Dai racconti si scopre anche una sua passione per i mercati popolari, luoghi d’incontro e di scoperta, nonché punti di riferimento per l’alimentazione sana e responsabile. Che genere di acquisti fa?
«Compro tutto quello che è privo di packaging, che è la regola numero uno. Scelgo cibi che posso portare in micro sacchettini di plastica riciclabile e li ripongo all’interno del mio zaino. Inoltre, cerco di andare il più possibile all’origine di un alimento e di fare grosse scorte durature: dai cibi secchi e sott’olio alle olive, al miele».
Il libro si conclude con uno sguardo al presente caratterizzato da una domanda emblematica: «Ora dove andiamo?». Lei quale scenario intravede?
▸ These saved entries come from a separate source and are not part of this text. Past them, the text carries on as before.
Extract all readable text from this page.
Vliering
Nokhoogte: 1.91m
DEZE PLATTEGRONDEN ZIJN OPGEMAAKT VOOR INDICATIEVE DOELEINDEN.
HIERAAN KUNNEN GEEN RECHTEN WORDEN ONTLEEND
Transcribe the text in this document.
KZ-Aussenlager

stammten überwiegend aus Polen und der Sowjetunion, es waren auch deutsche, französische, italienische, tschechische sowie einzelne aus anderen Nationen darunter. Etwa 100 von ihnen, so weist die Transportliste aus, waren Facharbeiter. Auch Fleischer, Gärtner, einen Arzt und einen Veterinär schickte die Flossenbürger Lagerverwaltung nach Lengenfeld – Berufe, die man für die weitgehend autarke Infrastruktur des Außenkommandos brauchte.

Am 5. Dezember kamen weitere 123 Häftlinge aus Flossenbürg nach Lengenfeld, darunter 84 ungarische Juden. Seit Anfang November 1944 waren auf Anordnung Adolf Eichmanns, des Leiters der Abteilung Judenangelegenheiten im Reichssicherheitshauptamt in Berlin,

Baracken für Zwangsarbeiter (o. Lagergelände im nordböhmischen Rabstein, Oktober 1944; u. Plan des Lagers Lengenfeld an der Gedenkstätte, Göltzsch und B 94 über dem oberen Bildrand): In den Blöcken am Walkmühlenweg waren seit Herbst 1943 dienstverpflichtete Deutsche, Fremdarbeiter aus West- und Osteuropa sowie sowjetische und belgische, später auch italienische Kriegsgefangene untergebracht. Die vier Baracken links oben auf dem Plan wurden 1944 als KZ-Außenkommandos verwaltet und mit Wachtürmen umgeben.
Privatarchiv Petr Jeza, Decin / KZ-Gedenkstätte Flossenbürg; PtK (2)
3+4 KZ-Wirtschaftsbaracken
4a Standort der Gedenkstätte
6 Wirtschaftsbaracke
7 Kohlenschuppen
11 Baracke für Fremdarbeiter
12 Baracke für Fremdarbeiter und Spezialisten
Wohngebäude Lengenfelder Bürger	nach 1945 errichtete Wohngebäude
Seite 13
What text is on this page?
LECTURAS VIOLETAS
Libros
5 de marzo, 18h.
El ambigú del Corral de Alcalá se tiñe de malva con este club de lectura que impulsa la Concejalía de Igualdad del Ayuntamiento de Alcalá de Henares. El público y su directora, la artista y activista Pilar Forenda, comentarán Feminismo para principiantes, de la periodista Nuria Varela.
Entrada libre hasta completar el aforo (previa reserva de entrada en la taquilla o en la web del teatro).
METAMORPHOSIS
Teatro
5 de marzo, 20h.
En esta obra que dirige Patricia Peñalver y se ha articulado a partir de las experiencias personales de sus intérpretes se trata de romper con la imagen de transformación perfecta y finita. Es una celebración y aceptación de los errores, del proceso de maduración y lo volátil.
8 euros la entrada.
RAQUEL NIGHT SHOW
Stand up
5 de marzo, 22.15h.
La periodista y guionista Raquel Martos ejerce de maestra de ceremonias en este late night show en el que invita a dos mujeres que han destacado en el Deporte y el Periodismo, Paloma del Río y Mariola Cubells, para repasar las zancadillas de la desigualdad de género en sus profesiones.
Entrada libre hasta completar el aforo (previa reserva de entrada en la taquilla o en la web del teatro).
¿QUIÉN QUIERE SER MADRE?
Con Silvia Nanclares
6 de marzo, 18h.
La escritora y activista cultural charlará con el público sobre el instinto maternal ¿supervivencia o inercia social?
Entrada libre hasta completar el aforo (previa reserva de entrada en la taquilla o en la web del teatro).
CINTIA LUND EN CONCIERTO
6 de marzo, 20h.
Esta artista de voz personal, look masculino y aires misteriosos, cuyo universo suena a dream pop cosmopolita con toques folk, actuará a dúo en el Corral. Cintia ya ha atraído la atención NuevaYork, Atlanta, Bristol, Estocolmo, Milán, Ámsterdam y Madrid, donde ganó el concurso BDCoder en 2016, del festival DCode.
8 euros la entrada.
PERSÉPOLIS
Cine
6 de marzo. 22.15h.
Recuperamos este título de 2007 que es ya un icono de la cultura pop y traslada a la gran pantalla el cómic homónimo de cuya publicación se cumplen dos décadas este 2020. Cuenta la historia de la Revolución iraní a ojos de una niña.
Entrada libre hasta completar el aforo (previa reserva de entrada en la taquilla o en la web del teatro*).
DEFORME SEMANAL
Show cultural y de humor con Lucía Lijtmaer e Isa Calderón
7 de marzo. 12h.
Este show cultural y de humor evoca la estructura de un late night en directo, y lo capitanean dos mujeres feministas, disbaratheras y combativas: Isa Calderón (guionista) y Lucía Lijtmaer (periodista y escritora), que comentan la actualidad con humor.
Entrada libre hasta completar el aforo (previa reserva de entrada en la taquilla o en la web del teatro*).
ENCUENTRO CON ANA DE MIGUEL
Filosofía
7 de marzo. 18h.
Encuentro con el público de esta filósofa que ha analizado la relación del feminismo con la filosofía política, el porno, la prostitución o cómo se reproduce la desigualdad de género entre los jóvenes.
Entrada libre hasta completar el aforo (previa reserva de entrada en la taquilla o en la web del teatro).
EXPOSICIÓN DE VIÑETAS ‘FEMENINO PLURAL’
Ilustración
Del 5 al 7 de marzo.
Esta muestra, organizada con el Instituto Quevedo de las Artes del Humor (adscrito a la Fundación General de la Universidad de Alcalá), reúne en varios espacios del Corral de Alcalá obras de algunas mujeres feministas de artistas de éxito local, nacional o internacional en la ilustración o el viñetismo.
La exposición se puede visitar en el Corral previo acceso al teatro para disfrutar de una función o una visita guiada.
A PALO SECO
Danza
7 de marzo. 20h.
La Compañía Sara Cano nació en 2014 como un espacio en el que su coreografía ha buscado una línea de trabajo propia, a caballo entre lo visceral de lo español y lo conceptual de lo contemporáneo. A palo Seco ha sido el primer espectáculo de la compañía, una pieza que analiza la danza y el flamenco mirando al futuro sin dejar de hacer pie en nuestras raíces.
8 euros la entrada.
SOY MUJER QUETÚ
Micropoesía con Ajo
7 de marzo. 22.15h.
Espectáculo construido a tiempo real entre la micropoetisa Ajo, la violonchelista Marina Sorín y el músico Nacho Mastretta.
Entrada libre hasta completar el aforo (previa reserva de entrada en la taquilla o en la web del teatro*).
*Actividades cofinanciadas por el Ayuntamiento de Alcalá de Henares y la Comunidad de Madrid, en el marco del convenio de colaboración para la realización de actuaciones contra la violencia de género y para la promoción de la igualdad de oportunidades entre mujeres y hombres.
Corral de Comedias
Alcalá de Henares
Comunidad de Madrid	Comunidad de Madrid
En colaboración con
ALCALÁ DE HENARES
«Sono convinto che una coscienza ambientalista verso madre natura si stia finalmente radicando. È una pianta ancora piccola che potrà crescere con l’aiuto di un grande sforzo comune. Spetterà soprattutto alla politica garantire che determinate prassi ecologiche diventino gesti quotidiani. Come? Incentivando tutto ciò che è sostenibile, riutilizzabile e con un impatto minimo sull’ambiente: solo in questo modo le persone cambieranno abitudini e mentalità. Mi sento però fiducioso, soprattutto guardando alla nuova direzione intrapresa dall’Europa. Un altro mondo è possibile, basti vedere quello che sta succedendo in Scandinavia, in Nuova Zelanda o in Nord America: esempi reali e virtuosi di ciò che possiamo diventare anche noi nel giro di pochissimo tempo. Il punto è che bisogna volerlo. E bisogna aiutare le persone a capire che qualche piccola rinuncia oggi significherà un enorme benessere in futuro, per tutti».